PayPal banks on European expansion
By Simon Aughton
Posted on 16 May 2007 at 13:17
PayPal's European growth has been given a significant fillip with the decision by the Commission de Surveillance du Secteur Financier (CSSF) in Luxembourg to grant it a European Union banking licence from 2 July 2007.
As a chartered bank, the online payments service will be able to offer its services to more online merchants across Europe. Significantly, it will be able to decrease its reliance on eBay, which as well as owning PayPal is also its main source of revenue. But in the past year revenues from other e-commerce websites rose from 33 to 39 per cent of PayPal's total income.

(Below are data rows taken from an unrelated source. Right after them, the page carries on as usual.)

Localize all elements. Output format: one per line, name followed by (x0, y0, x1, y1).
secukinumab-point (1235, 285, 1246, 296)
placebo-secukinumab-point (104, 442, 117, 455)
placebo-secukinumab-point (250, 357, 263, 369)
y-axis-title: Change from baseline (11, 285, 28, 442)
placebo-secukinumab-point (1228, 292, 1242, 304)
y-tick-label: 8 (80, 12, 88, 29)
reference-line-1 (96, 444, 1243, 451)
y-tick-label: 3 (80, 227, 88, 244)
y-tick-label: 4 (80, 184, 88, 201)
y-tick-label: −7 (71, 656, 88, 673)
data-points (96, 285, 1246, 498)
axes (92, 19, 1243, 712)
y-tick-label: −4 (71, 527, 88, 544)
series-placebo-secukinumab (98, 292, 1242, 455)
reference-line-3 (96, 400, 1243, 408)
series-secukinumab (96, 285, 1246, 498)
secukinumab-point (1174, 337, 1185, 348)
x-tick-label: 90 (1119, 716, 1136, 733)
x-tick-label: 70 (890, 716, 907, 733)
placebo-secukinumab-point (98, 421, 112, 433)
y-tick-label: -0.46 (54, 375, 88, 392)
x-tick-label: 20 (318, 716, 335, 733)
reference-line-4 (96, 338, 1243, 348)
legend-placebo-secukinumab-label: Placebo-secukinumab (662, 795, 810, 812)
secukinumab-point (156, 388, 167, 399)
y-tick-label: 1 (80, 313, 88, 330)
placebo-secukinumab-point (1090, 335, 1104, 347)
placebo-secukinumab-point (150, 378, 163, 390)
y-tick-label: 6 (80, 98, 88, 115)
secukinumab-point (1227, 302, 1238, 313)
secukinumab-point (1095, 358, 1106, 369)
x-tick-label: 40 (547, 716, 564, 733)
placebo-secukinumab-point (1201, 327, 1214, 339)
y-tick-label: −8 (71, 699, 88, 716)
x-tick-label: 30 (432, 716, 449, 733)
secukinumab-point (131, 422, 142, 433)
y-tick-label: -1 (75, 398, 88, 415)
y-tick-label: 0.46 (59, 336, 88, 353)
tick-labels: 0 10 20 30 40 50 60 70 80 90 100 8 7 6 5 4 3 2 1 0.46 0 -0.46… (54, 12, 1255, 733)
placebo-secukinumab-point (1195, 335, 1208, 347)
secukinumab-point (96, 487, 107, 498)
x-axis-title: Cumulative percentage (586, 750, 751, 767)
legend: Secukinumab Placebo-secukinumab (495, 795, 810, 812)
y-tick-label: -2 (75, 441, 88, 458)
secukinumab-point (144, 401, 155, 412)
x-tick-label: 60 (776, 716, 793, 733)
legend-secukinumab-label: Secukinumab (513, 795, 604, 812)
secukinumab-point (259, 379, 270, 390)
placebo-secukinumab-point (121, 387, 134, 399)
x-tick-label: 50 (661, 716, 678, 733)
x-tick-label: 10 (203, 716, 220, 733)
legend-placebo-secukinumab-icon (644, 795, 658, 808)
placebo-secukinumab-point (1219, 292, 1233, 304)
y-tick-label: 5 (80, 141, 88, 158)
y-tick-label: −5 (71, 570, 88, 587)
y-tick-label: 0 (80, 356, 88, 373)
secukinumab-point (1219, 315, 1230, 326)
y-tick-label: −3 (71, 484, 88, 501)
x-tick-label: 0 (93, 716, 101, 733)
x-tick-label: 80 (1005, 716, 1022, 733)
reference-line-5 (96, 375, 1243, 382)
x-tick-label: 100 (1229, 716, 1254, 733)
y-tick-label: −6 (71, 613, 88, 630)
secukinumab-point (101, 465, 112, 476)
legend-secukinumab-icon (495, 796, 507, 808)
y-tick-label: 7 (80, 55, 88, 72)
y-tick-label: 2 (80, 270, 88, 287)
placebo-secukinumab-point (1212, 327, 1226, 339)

'Our goal is to give European consumers more places to shop securely and conveniently across the Web by making PayPal available on virtually every retail website in Europe,' said Brent Bell, VP of PayPal Europe. 'Establishing a new European headquarters in Luxembourg, and receiving this bank licence, is a significant step in the next phase of PayPal's European growth.'
It should also help the eBay-owned company counter the challenge from Google Checkout, which made its European debut in the UK last month.
Other initiatives designed to maintain its market lead include the development of new code that reduces the amount of time it takes to add PayPal to a website and the introduction of hardware security keys to help cut fraud. This is already well below the norm for online merchants, according to Rajiv Dutta, PayPal's president.
New services are also in the pipeline, including fund transfers via mobile phones or Skype, the Internet telephony business also owned by eBay, and a 'virtual debit card' that lets you pay using a Paypal account on sites that do not have a PayPal option.
According to the company, PayPal is accepted for payments by some 100,000 websites in Europe, where it processed $8.4 billion in 2006. Of its 35 million European account holders, 15 million are in the UK. The company does not have a banking licence in the US, operating instead as a licensed money transmitter.
PayPal will move its headquarters from London to Luxembourg but says it has no plans to offer traditional banking services.